Dr Gulhane MSP said: “These jaw-dropping figures are further proof of how this SNP-Green government are failing rural Scotland at every turn.

“Patients who are already stressed enough about undergoing treatment should not suffer the further anxiety of having to travel away from their local area to be treated elsewhere.

“It is scarcely believable that one patient had to travel over 300 miles just to be treated. The buck stops with the SNP.

“The dire workforce planning of successive SNP health secretaries has left our rural health boards dangerously short of staff – and patients are continuing to suffer badly as a result.

“With almost 80,000 patients affected in the last five years, it is clear that patients in rural and remote areas are a complete afterthought for the SNP-Green government.
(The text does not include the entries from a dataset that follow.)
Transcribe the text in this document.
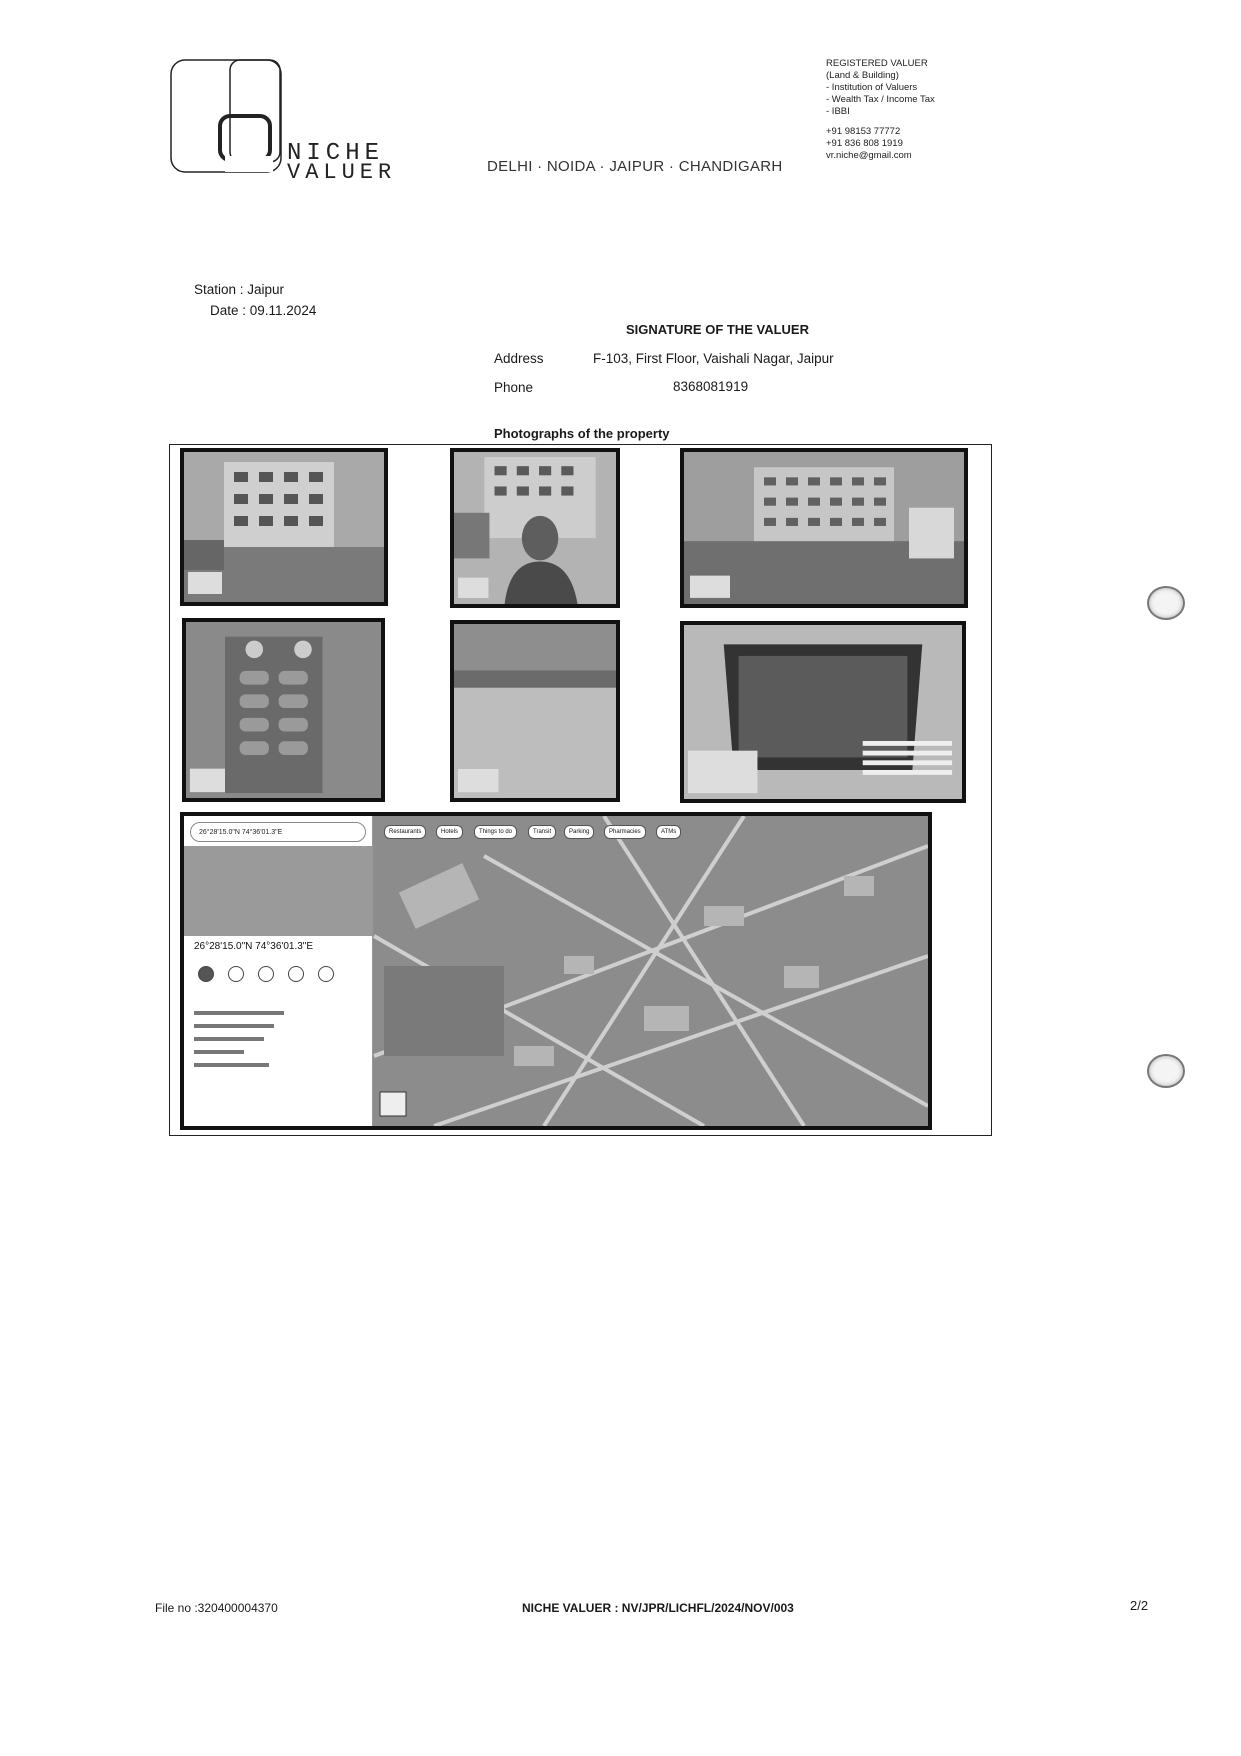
NICHE
VALUER	DELHI · NOIDA · JAIPUR · CHANDIGARH
REGISTERED VALUER
(Land & Building)
- Institution of Valuers
- Wealth Tax / Income Tax
- IBBI
+91 98153 77772
+91 836 808 1919
vr.niche@gmail.com
Station : Jaipur
Date : 09.11.2024
SIGNATURE OF THE VALUER
Address	F-103, First Floor, Vaishali Nagar, Jaipur
Phone	8368081919
Photographs of the property
Restaurants	Hotels	Things to do	Transit	Parking	Pharmacies	ATMs
26°28'15.0"N 74°36'01.3"E
26°28'15.0"N 74°36'01.3"E
File no :320400004370	NICHE VALUER : NV/JPR/LICHFL/2024/NOV/003	2/2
“Michael Matheson has been left an almighty mess by Humza Yousaf in trying to fix Scotland’s NHS. He should start by ripping up his predecessor’s failed NHS recovery plan and urgently outline fresh ideas to support burnt-out staff and let-down patients.

“These damming stats underline why I’ve put forward my own plans to deliver a modern, local and efficient NHS.

“If the SNP do not match these ambitious proposals, more and more patients in remote parts of Scotland are going to be cut off from accessing healthcare on their own doorstep.”

A Scottish Government spokesperson said: “Patients are offered appointments as local to them as possible, but to reduce their waiting time some patients may be offered alternatives out with their local health board.

“It is also not always possible for Health Boards to provide access locally for all patients and all services where they are restricted by geography or the when the patient needs a specialist service.”